The spate of interest rate increases seen in the UK since December 2021 has had a massive impact on households and businesses across the country. With inflation at its highest level in decades, the Bank of England has been aggressively hiking rates with a series of 0.25% hikes followed by the latest rate increase of 0.5%. These hikes have taken the base rate from 0.25% eight months ago to 1.75%.
With consumers and businesses already struggling with higher prices on everything from food and petrol to energy and other essential costs, the rate hikes have put many under added financial pressure. Officials from the central bank have said that the aggressive action around interest rate hikes is vital to get inflation back under control. However, they have also admitted the nation could be teetering on the brink of recession and that inflation will likely remain high for the next year.
Industry experts have now said that if interest rates continue to rise, the recession experienced in the UK could be much more profound. But with predictions that inflation will rise as high as 13%, further rate hikes are inevitable, meaning finances will become even tighter for many people.
A grim outlook for the economy
Industry analysts have said that the outlook is bleak for the British economy if interest rates continue rising.
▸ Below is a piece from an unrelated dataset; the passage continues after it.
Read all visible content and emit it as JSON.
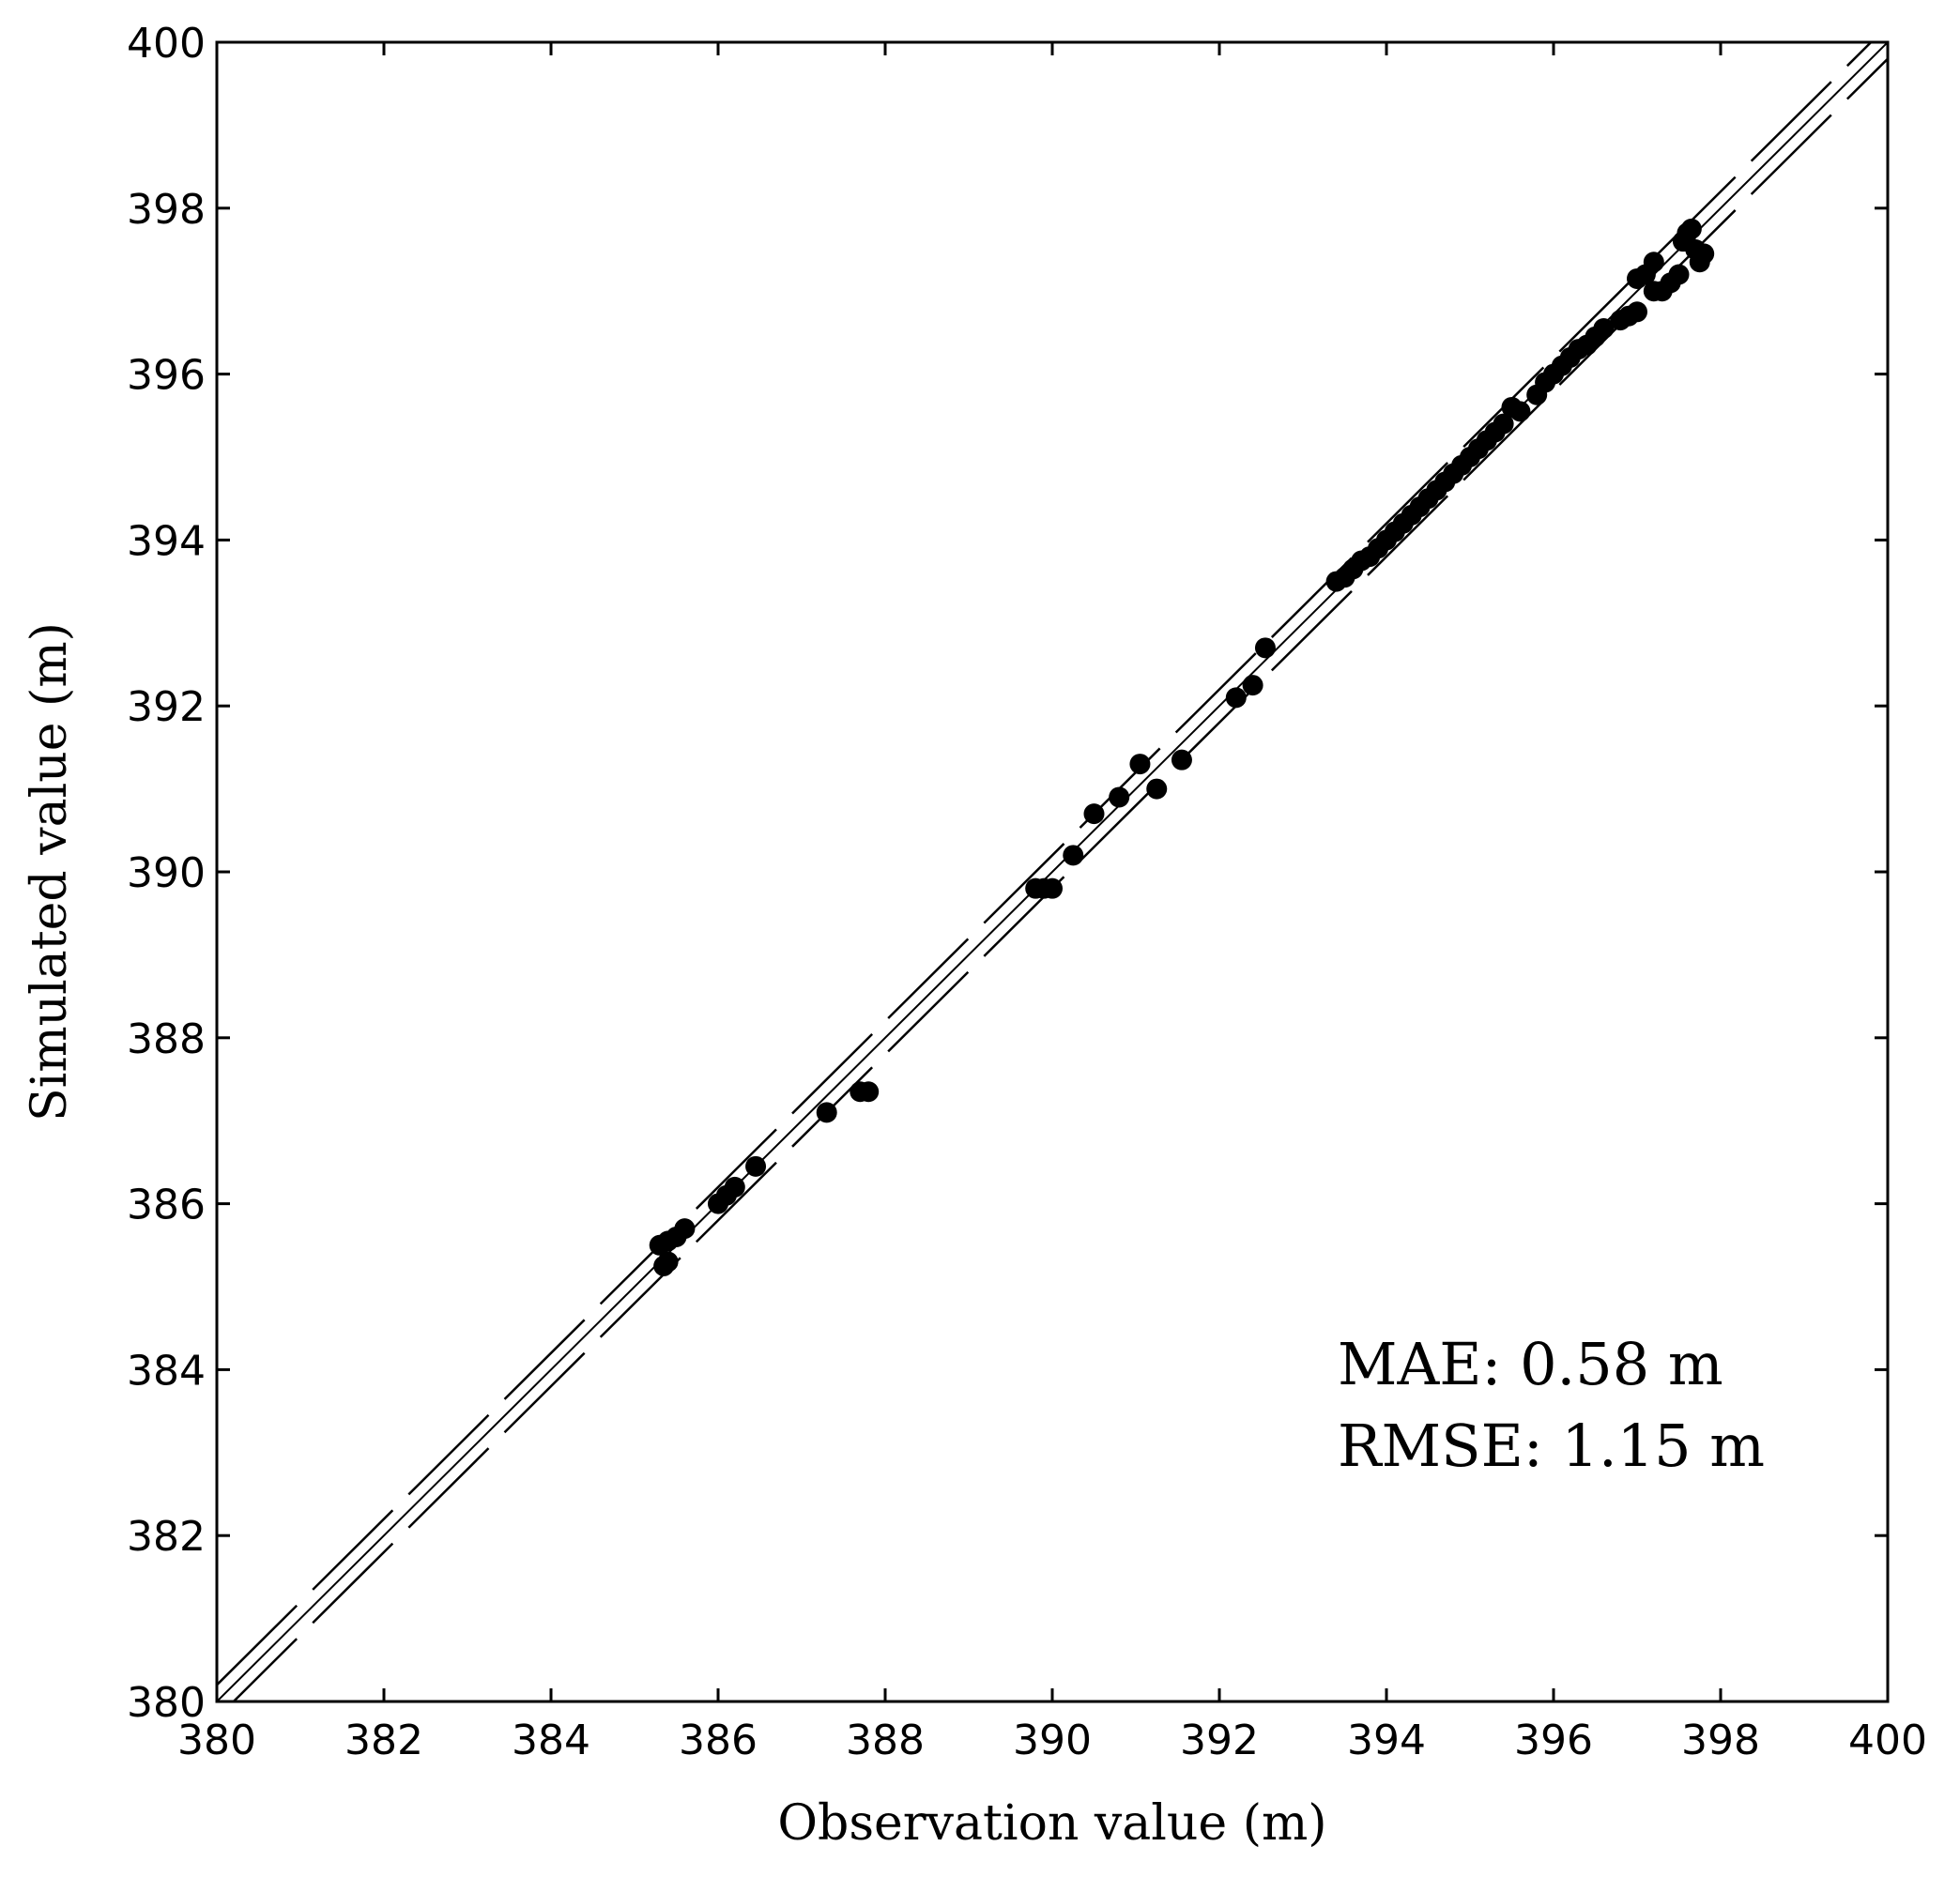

Walid Koudmani, chief market analyst at XTB, said: “We saw investors sell out of their pound sterling positions in reaction to the UK’s biggest interest rate hike in 27 years. The hike itself was widely expected but the moods of GBP investors dampened from the negative rhetoric from the Bank of England itself on the UK’s economic outlook. The UK central bank expects the UK economy to shrink in the final quarter of this year and suffer from a recession for all of 2023. This marks a stark turn in their projections.”
With the economy still reeling from the Covid-19 pandemic, the current situation has made things even more brutal in terms of recovery. It has also put the Bank of England in a challenging position, as it has to balance soaring inflation with the impact of regular interest rate increases.
However, Koudmani said the central bank has very few options left in the current climate, and there is little it can do to help the country avoid a recession in the coming months.
He added: “The Bank of England is stuck in between a rock and a hard place. On the one hand, inflation is now expected to peak at 13 percent. This is far higher than recent projections and would normally force them to act faster to hike interest rates to curtail this cost pressure. Yet, on the other hand, they expect UK economic activity to shrink and continue to do so for around the same time as the previous financial crisis. In that sense, they simply cannot move too far on rates or they will lock in a much deeper recession.”